Townsend, Tennessee - Fly Fishing in the Great Smoky Mountains National Park, East Tennessee and Western North Carolina

Welcome to the Fishing Report from the Great Smoky Mountains.  It is sunny and 49 degrees in Townsend this morning.  We’ve got some beautiful days in store for us starting yesterday.  There is no rain in the immediate forecast.

Little River is flowing at 211 cubic feet per second (cfs) or 1.86 feet on the flow gauge.  Median flow for this date is 262 cfs.  The water temperature at 7:55 am is 55 degrees.

Fishing is awesome.  To quote one angler, “Little River is on fire”.  I think he said he caught over thirty trout yesterday morning and he was going back for more. 
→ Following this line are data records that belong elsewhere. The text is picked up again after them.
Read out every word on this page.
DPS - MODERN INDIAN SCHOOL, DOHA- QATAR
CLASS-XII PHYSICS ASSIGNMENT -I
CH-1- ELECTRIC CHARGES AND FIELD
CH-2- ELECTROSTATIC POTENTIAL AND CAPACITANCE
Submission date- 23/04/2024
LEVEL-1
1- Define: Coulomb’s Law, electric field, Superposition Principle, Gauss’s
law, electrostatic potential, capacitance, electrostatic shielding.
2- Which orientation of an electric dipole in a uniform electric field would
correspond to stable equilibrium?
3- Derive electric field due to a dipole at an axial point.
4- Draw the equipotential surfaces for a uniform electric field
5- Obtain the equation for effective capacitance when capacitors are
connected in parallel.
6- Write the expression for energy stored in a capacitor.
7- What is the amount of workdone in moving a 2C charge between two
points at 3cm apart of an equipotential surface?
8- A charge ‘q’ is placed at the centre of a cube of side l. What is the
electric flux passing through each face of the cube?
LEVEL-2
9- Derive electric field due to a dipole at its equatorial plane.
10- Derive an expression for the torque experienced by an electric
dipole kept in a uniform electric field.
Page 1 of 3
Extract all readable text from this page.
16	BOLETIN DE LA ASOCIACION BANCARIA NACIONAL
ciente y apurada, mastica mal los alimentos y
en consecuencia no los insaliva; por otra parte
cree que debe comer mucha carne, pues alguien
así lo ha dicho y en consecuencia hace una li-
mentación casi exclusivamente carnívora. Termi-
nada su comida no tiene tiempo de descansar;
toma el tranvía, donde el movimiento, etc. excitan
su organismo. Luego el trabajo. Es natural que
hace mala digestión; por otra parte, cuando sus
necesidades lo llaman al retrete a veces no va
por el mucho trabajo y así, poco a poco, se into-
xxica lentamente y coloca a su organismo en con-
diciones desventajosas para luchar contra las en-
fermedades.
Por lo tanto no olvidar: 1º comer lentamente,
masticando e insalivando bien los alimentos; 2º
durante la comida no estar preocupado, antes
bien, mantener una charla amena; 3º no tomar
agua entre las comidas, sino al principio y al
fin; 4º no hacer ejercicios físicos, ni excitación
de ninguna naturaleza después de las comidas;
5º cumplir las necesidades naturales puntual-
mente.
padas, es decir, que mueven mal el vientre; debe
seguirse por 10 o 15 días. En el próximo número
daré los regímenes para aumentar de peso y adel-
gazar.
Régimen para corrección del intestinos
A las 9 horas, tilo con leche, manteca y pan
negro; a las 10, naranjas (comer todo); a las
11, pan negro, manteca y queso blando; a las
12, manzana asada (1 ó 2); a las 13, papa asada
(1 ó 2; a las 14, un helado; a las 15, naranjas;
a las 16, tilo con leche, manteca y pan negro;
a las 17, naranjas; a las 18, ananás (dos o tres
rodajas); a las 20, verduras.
It’s no wonder.  Conditions are excellent.  We are getting some shade on the water now from the trees.  That is a welcome condition.  The water temperature is perfect.  Yesterday, the water temp peaked at 59 degrees at the “Y”.  It was cooler than that in the higher elevations.  That will probably be the same today.  A warm front will move in Sunday.  We’ll see highs in the 80’s and lows in the 50’s starting then.  The high temperature today is predicted to be 73 degrees.

The big storm, threatening us with 3 to 5 inches of rain totally missed us this week.  An inch or two would have been nice.  But, we didn’t get a flood and anglers are able to fish here and do well.

Trout are taking both dry flies and nymphs.  One fisherman told me yesterday, he had tons of strikes on a dry but couldn’t hook the fish.  He had never fished the Smokies before.  I’m sure he will figure that problem out today.  It’s a timing thing.  I used to have the same problem.  Another customer said he caught all of his trout on a Bead Head Pheasant Tail.  “They were eating them up.”

I noticed a lot of anglers here yesterday from out of town.  When the news broke, that we were not affected by the anticipated heavy rain, they drove here to fish.

It is hard, as a business owner to discourage customers from visiting here when the conditions are not good.  I do it all the time, whenever I have to.  When I do, our business is slow.  That happened this week.  I thought, surely we would get pounded by that storm.  I was wrong.  I will say, we did have a lot of heavy wind during those three days and fishing would have been tough.  Additionally, Mike, one of our local anglers said fishing slowed down as soon as that front moved in, even though we dodged the heavy rain.  So, I guess I did the right thing.

I remember the days before the internet well.  I lived in Nashville and showed up here only to find the streams were blown out or the water was low.

Our mail order business slowed this week.  I think that was due to the big storm moving through the Southeast United States.  Many of our mail order customers live in this region.  People were not thinking about fishing and ordering tackle.  They were thinking about floods and tornados. 

But, we are back to normal now.  Business is good.

We have a full nymphing class today.  Rob Fightmaster is teaching it.  This is our first ever nymphing class.  These students will learn a lot today.  Using nymphs, without a strike indicator, is a frustrating learning experience until you figure it out.  Over time you develop a sense, where something in your brain says, “This is a fish striking”.  Until that sense becomes fine tuned, it is best to set the hook anytime you feel anything.  It might be a rock, it could be a stick or it may be a trout. The more you do it, the better you get.  You don’t want to set the hook on nothing so hard the fly ends up in a tree limb above you. I’ve done that many times.  

Strike indicators are fine.  They spoil you.  The problem is, varying the depth you are fishing during a cast is next to impossible.  If you set the indicator 2 feet above your fly, you won’t go deeper than two feet.  If you are not using a strike indicator, you are able to allow the nymph to go deeper when you want to.  High sticking nymphs works well here.  You can hold a weighted nymph higher in the water column or lower using your rod as leverage.  Of course I’m talking about fishing close to you where you can control the depth without causing drag.  In choppy water, many trout are hooked only 10 to 15 feet away from you.

Frank and I have fished everywhere you can think of together.  He is a very good nymph fisherman.  We both learned to fish with a short line and weighted nymph on a fishing trip to Pennsylvania.  We learned from an expert. 

Then, maybe 25 years ago we were fishing with a guide who introduced us to strike indicators.  We were fishing on the Hiwassee River.  Neither Frank nor I had ever heard of a strike indicator.  They worked.  We were able to fish with nymphs far from the drift boat.  That changed our lives. 

Walter Babb is known as one of the best nymph fisherman in the Southern Appalachians.  I believe it.  I’ve seen him in action.  He can detect a strike, without an indicator, further away than anyone I have fished with.  It is amazing to watch him fish.

I’m going to be on vacation for a week starting tomorrow.  Paula and I will be fishing of course.  Daniel will be writing this report every day while I’m off.

Have a great day and thank you for being here with us.